Documentary on famed makeup artist seldom rises above formulaic territory
LARGER THAN LIFE: THE KEVYN AUCOIN STORY (Tiffany Bartok/U.S.).102 minutes. Rating: NNN
Kevyn Aucoin was the first makeup artist to reach celebrity status. I remember being a teenaged tomboy who wore no makeup, and yet I still owned his 1997 book, Making Faces, solely because he was Janet Jackson’s go-to guy.
Larger Than Life focuses on his influence, but a bit too much. It corrals a host of musicians, actors and models – Cher, Isabella Rossellini, Tori Amos, Kate Moss, Naomi Campbell and Linda Evangelista – to expound on how his painterly mastery with a brush led him to be almost as famous as they were. But their insights never rise above banalities.

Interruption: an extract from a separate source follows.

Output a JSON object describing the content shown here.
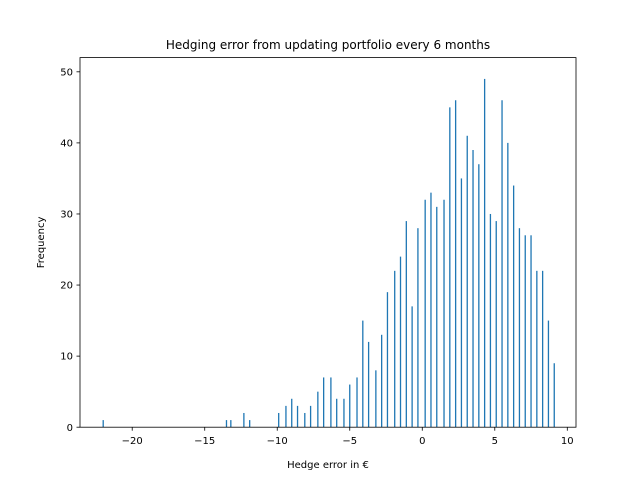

Amos is the exception. Along with Aucoin’s family members, she reveals the pain of his personal life, which started as a violently bullied, openly gay child growing up in Louisiana to the pressures of the always-on fashion industry to his eventual fatal addiction to painkillers.
Aucoin was a meticulous documenter of his own experience, keeping detailed notebooks and shooting tons of home video, which director Tiffany Bartok uses to good effect. Aucoin’s larger-than-life personality comes across vividly (he was also 6’1”). But she never manages to elevate the film beyond the formulaic “rise and fall of a tortured artist” territory.